|Law students to hear Court of Criminal Appeals cases
(Administrative Office ofthe Courts news release)
Future attorneys attending the Nashville School of Law will have an opportunity to hear oral arguments in a dozen Tennessee Court of Criminal Appeals cases without leaving their Nashville campus.
The cases involve crimes ranging from a speeding ticket a citizen received for his high speed pursuit of a police car to a robbery and murder.
A three-member panel of the Court of Criminal Appeals, with Judge Jerry Smith presiding, will sit Jan. 24-25 in an appellate courtroom at the law school. Also on the panel are Judges Robert Wedemeyer and Thomas Woodall. The 12-member intermediate appellate court sits in panels of three in Nashville, Jackson and Memphis to hear post-conviction petitions and trial court appeals in felony and misdemeanor cases.
The speeding case, State v. John Kersey, began when the defendant saw a police officer driving at a high rate of speed without using a siren or emergency lights. The defendant, Kersey, said he drove behind the police car in an effort to identify and report the officer, who then ticketed him for driving 90 miles per hour. Kersey filed a complaint against the officer and sought a warrant against him for speeding, but was unsuccessful. Kersey has appealed his conviction for speeding.

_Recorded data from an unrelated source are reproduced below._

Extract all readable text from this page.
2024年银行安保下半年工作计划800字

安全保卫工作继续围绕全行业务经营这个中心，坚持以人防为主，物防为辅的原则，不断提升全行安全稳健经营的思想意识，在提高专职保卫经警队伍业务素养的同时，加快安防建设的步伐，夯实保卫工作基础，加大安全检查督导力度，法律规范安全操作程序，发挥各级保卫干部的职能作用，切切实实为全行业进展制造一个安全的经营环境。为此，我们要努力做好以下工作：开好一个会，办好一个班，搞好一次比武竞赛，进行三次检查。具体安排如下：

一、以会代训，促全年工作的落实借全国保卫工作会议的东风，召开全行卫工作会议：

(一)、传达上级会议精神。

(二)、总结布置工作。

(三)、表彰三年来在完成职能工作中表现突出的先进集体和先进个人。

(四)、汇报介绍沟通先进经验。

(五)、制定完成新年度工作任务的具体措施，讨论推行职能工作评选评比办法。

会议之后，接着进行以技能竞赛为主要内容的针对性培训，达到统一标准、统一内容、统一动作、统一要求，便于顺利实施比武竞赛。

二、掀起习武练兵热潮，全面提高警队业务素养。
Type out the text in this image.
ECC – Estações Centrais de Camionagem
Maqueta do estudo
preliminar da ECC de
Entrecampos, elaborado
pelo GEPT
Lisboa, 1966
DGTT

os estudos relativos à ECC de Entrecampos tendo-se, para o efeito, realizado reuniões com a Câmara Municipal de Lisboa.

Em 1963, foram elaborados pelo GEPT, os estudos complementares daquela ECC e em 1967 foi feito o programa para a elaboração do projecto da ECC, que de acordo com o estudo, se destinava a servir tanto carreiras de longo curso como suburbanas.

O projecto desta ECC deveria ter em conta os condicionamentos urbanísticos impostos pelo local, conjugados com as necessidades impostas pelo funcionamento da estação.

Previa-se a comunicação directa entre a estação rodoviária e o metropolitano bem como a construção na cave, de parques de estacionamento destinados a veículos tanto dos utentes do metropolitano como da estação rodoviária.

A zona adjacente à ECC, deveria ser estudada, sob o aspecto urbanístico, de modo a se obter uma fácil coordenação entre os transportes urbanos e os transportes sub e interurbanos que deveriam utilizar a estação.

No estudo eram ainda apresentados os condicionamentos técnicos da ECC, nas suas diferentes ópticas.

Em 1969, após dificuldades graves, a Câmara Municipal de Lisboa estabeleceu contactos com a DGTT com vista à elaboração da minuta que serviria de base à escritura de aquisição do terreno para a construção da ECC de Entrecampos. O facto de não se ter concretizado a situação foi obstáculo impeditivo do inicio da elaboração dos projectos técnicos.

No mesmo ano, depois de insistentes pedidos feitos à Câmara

In the murder case, State v. Danny Wayne Strode, the state is appealing a trial court ruling that the defendant cannot be sentenced to death because he has a low I.Q.
Dean Joe C. Loser, Jr., who was a circuit court judge for two decades, invited us to conduct court at the law school, Smith said. We are looking forward to sitting in one of the schools two new courtrooms and also to seeing some of the other state-of-the-art facilities on the campus.
The night law school was started in 1911 by four Vanderbilt law graduates. Loser, a 1959 graduate, is the schools fourth dean. The former YMCA Night Law School moved recently to its new 33,000-square-foot facility.